Patents: Facebook v Yahoo continued; if you can’t beat them, join them

29 March 2012

It has been reported that Facebook has responded to Yahoo’s recent patent infringement lawsuit by purchasing a portfolio of 750 patents from IBM.

Details of the specifics of the deal are unconfirmed, but there are reports that some (if not all) of the patents relied on in Yahoo’s suit are licensed to it by IBM and that the rights to those very patents may have just been signed over to Facebook. If that is the case, Facebook may now be in a position to terminate the licences to Yahoo, which could effectively pull the rug out from underneath its claim. However, if infringements have already occurred, it seems unlikely that Facebook can erase the past.

Good news for stock-market speculators…

Regardless of the licensing situation, the move indicates that Facebook will contest or buy its way out of any legal action that comes its way ahead of its planned stock market flotation later this year. This is significant for would-be litigants and investors alike.

Indeed, even if it weren’t currently facing a legal claim, the deal would have been advantageous to Facebook. Prior to the transaction, Facebook had a portfolio of only 56 patents (with 503 applications outstanding) which, in Silicon Valley terms, made it look like a relatively soft target for speculative litigation. For comparison purposes, Yahoo currently holds over 3,300 patents and outstanding patent applications.

By boosting the size of its portfolio so considerably, Facebook is giving itself far greater resilience against current and future claims, which makes it a more formidable opponent for potential claimants and, crucially, a more appealing choice for investors.

… but less rosy for tech innovators?

However, while it i’s certainly good fun to watch a clash of Silicon Valley titans unfolding in such dramatic fashion, the narrative serves as a slightly grim reminder that the best way to respond to patent litigation (regardless of its merits) may be with more patents.

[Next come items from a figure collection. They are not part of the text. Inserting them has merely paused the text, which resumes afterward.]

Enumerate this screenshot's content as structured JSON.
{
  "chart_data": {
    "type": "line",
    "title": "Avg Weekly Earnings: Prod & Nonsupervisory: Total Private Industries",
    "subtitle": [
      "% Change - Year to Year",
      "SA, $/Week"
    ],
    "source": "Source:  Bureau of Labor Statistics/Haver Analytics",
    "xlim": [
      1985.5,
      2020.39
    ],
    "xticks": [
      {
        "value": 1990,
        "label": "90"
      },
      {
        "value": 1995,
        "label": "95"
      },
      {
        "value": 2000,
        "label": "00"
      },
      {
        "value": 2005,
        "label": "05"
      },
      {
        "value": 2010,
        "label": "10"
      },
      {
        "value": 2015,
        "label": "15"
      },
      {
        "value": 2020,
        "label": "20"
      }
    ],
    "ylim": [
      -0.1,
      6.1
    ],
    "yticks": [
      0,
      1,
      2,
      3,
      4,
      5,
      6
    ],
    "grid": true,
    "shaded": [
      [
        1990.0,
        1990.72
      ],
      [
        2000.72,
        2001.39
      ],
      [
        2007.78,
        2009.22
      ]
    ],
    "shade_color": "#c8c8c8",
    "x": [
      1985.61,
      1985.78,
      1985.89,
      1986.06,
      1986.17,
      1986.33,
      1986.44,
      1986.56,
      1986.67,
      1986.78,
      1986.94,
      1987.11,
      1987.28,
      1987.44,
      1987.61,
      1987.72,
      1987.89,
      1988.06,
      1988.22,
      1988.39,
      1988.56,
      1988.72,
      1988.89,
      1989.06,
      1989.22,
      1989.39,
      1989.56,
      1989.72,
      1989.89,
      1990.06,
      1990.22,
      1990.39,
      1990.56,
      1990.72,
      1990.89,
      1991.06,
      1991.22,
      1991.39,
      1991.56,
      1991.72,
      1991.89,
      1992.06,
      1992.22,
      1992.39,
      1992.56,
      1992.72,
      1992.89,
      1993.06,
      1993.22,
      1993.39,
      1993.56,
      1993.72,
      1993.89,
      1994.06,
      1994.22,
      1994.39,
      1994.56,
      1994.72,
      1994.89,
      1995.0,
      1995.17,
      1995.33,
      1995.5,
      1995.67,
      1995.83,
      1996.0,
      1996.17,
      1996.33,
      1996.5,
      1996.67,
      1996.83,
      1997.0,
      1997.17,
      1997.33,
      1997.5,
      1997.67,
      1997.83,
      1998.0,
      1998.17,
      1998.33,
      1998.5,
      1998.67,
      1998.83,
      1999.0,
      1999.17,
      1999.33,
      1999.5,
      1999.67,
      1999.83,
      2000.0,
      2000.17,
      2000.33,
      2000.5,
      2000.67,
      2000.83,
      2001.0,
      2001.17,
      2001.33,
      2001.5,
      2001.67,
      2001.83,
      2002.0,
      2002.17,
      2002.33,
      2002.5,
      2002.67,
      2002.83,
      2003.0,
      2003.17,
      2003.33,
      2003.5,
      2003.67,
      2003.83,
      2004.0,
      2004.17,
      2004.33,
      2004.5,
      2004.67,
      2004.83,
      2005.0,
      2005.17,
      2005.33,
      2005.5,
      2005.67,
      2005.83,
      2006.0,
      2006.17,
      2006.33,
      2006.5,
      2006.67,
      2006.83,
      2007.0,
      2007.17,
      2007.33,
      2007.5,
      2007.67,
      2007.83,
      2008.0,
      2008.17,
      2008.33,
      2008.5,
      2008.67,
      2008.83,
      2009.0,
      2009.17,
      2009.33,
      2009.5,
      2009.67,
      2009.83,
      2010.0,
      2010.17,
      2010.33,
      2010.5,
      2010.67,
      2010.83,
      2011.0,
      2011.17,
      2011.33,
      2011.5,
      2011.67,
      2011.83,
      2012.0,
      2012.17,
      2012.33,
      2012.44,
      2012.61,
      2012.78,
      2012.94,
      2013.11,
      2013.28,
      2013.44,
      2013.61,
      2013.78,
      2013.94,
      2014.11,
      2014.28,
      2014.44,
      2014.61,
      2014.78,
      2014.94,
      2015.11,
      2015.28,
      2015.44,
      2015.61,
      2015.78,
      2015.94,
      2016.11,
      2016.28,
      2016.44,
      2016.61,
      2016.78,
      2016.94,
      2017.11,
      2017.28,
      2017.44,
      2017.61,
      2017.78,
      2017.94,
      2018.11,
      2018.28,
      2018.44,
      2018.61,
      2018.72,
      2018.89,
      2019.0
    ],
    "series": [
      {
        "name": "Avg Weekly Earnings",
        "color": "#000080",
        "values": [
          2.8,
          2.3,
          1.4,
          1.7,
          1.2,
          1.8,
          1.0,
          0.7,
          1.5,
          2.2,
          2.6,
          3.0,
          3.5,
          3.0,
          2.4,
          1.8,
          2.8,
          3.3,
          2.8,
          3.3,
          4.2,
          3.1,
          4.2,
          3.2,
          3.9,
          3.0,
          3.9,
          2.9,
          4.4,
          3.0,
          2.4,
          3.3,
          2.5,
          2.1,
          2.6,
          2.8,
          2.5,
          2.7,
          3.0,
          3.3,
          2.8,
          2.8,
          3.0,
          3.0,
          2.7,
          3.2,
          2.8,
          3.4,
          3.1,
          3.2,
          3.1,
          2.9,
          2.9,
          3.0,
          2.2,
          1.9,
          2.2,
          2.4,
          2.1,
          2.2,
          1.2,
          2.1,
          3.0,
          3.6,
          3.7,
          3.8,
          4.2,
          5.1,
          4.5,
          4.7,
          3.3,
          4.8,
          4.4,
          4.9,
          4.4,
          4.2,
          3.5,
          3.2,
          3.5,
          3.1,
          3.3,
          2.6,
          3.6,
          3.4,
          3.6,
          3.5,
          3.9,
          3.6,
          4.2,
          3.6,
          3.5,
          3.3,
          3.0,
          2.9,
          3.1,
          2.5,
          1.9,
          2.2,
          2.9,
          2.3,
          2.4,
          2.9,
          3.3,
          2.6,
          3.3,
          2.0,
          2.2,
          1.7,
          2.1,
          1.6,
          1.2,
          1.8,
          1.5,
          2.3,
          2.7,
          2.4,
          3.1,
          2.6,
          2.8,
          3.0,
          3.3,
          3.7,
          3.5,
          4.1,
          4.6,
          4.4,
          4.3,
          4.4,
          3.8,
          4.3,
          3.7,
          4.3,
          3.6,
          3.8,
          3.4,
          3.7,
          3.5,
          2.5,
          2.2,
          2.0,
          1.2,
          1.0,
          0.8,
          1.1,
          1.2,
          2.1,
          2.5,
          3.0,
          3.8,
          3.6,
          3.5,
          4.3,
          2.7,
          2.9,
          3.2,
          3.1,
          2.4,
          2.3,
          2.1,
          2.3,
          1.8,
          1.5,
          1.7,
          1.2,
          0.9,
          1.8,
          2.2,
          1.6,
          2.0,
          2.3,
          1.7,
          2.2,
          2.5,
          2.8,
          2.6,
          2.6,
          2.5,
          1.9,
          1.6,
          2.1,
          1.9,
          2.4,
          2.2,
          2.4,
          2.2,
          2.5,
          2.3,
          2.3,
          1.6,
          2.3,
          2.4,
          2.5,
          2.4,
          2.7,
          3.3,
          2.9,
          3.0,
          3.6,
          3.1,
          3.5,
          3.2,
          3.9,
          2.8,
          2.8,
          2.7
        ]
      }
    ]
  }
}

As I mentioned in a previous blog, the descriptive nature of software patents means that each one can potentially be used to describe the function of a wide range of products. In turn, this means that it i’s possible for both sides of a dispute to hold a patent (or patents) that seem to cover the function of the product in question. Where that situation occurs, the cost of litigation inevitably rises for the claimant, accompanied by a sharp drop in its overall chances of success.

For a financially solvent organisation like Facebook, buying up portfolios is a viable move to head off litigation from other patent holders. Consider, however, the difficult position that it would be in if this litigation had occurred, say, five years ago, when it was less able to buy up intellectual property rights in order to strengthen its defences.

It’s a stark illustration of the difference that financial firepower can make in patent cases and one which can only strengthen the hands of critics who argue that the current patent regime has a stifling effect on the kind of small, financially vulnerable, firms that bring so much innovation to the market.